How to break into show business
Young entertainers get an inside scoop on surviving in the entertainment industry
What does it take to start and maintain a successful career in the entertainment industry? That was the question on the minds of students who filled Tomlinson Theater to get the inside scoop on how to break into and remain relevant in show business.
The first George and Joy Abbott Center for Musical Theater seminar, a collaborative colloquium between the Boyer College of Music and Dance and the School of Communications and Theater, brought together some of the biggest names in the business for an in-depth session on choreography, make up and more.
During the seminar, selected theater, dance and music majors presented recent projects to be critiqued by professionals in their field of study.
Hugh Panaro ’85 was among a panel of industry professionals who gave feedback and fielded questions on everything from diction to finding your own voice.
“It’s very tempting to mimic your role model,” said Panaro. “When I first moved to New York I unconsciously went into every audition as Mandy Patinkin.”
He stuck with his Patinkin imitation until he came across an honest pianist who offered him some important advice.
“He told me ‘you do a really good Mandy, but if you want to get hired, figure out who you are and what you can bring to the table.’ That’s when it clicked for me, that’s when I decided to be the most authentic version of myself,” said Panaro.
Currently playing the lead in a Broadway production of Phantom of the Opera, Panaro was nominated for an Outer Critics Circle Award for his performance in the title role of Elton John’s Lestat, based on Anne Rice’s Vampire Chronicles.
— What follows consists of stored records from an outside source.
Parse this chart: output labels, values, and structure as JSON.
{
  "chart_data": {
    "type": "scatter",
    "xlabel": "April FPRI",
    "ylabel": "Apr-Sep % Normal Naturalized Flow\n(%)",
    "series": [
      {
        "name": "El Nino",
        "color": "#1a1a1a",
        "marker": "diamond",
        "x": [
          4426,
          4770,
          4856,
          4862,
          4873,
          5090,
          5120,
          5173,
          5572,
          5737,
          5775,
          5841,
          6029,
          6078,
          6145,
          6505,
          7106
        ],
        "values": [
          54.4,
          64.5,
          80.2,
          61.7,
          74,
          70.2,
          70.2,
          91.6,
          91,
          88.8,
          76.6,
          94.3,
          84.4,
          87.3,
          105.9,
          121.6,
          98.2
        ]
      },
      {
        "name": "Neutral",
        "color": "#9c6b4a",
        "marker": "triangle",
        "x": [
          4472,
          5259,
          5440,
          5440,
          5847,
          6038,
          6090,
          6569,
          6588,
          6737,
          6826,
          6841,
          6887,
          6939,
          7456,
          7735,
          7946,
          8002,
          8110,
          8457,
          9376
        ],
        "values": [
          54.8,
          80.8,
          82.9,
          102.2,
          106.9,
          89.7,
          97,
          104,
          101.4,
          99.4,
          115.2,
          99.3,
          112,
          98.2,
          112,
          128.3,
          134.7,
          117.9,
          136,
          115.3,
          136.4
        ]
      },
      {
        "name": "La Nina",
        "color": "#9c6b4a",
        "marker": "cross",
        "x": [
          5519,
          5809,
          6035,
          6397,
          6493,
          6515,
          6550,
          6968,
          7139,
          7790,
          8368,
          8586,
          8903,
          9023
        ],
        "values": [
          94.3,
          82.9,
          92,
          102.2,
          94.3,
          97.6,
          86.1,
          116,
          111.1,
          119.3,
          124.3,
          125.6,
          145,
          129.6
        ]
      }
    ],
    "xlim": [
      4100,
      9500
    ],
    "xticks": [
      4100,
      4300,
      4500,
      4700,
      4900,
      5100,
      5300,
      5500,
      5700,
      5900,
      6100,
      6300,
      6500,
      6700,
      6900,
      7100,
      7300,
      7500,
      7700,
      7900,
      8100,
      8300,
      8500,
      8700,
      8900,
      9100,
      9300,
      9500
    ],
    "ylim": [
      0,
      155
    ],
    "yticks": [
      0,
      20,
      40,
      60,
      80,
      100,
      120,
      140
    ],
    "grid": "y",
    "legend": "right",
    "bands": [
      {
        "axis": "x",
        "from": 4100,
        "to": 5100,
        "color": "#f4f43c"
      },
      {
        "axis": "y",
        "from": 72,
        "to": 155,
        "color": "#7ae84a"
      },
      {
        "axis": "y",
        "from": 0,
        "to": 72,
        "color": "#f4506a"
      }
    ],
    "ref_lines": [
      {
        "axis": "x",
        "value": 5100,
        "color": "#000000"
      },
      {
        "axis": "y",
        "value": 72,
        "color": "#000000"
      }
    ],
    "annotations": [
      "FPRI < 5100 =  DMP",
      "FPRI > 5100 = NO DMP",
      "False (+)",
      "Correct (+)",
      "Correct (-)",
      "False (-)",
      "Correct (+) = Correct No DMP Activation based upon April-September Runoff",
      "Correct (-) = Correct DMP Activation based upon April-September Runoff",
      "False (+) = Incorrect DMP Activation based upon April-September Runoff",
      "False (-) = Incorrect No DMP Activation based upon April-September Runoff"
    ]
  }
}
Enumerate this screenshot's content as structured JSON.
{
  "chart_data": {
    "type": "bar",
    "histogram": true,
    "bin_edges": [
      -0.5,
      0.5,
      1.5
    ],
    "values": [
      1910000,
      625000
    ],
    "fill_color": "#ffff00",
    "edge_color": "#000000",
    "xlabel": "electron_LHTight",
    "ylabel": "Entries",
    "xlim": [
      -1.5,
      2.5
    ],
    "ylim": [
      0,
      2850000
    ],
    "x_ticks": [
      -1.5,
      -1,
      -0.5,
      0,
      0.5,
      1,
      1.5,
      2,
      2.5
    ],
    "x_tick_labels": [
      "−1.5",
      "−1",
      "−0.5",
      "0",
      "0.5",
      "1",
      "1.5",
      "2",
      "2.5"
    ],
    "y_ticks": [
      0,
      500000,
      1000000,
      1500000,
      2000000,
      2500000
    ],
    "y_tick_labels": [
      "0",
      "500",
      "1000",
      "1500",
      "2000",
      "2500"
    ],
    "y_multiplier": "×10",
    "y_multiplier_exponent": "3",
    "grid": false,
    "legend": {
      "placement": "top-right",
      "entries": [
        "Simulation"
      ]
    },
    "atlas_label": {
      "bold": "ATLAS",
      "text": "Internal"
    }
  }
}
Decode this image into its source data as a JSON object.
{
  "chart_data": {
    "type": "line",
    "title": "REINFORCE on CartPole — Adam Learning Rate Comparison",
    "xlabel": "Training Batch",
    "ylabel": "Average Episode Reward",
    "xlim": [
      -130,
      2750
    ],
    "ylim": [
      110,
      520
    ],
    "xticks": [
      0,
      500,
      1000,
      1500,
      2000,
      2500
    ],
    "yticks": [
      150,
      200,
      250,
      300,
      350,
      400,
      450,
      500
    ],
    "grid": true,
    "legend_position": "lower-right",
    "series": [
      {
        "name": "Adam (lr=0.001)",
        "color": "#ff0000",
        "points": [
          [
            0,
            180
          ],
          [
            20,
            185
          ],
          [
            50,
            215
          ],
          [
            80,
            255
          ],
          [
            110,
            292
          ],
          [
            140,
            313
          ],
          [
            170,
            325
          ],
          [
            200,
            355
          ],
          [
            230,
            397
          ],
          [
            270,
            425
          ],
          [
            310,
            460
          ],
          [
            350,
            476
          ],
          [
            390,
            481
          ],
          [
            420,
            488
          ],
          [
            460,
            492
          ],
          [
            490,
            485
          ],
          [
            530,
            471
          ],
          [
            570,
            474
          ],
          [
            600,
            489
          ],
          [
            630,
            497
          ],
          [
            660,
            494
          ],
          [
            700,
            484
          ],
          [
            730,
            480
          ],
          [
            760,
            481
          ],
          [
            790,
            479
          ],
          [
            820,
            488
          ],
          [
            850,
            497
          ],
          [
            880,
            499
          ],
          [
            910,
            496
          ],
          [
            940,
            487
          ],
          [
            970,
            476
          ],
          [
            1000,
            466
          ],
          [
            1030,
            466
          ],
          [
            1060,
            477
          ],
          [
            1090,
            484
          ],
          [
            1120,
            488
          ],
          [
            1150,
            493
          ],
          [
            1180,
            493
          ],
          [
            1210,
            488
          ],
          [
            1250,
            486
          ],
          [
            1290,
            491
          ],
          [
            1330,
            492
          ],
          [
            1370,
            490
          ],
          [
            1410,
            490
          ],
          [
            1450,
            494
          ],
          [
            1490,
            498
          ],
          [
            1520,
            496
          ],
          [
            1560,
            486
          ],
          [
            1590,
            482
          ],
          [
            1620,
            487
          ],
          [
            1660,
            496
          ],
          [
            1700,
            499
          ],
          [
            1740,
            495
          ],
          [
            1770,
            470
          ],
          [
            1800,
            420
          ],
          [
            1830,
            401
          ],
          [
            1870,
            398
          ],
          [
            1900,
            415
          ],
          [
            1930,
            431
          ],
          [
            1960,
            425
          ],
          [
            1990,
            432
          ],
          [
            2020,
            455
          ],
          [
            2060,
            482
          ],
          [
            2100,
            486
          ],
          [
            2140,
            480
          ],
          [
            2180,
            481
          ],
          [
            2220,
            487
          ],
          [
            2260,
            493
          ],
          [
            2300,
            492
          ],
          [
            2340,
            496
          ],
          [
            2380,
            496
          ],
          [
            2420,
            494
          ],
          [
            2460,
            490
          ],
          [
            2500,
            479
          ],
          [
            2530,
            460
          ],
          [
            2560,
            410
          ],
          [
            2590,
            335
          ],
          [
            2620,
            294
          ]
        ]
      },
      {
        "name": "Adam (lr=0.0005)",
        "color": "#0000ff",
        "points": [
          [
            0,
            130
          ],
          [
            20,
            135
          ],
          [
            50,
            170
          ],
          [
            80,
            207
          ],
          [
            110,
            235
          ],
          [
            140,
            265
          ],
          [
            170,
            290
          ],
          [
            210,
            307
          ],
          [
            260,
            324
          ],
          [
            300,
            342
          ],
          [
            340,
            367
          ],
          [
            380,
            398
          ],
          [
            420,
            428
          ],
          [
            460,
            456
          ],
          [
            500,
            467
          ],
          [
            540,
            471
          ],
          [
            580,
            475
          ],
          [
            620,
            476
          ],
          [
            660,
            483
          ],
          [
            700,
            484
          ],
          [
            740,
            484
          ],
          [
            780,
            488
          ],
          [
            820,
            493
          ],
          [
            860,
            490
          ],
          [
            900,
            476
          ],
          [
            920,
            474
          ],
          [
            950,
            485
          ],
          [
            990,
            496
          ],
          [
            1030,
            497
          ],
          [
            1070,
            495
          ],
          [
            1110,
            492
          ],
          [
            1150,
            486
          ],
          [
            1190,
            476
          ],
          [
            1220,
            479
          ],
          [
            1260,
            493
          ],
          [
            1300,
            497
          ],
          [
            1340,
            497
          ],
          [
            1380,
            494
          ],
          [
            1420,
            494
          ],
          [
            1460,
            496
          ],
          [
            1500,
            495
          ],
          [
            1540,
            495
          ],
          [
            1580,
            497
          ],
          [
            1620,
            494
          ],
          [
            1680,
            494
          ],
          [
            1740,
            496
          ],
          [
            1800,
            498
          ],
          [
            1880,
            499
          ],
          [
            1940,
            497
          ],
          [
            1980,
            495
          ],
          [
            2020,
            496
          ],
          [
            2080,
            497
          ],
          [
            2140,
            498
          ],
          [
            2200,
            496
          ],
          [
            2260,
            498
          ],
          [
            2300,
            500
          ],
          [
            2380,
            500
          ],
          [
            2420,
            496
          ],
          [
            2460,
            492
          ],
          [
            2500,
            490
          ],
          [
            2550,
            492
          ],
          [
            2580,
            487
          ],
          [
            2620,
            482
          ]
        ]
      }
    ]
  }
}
He made his Broadway debut as Marius in the original production of Les Misérables and created the roles of Buddy in Side Show and Julian Craster in Jule Styne’s The Red Shoes.
He received Philadelphia’s Barrymore Award for his performance as Jean Valjean in Les Misérables at the Walnut Street Theatre and was recently nominated for his performance as Fagin in Oliver.
Other participants in the seminar included Clifford Schwartz, SCT ’80, Angelina Avallone, Thomas Kail, and Jonathan Stuart Cerullo
In 2008, Joy Abbott bequeathed her ownership share of rights and future royalties earned by theater productions authored by her late husband George — which include famous titles such as The Pajama Game, Damn Yankees, On Your Toes and The Boys From Syracuse — as well as other selected memorabilia to the Boyer College of Music and Dance.
The bequest, which is currently valued at a minimum of $6 million, served as the lead gift in establishing the new “George and Joy Abbott Center for Musical Theater” at Temple University.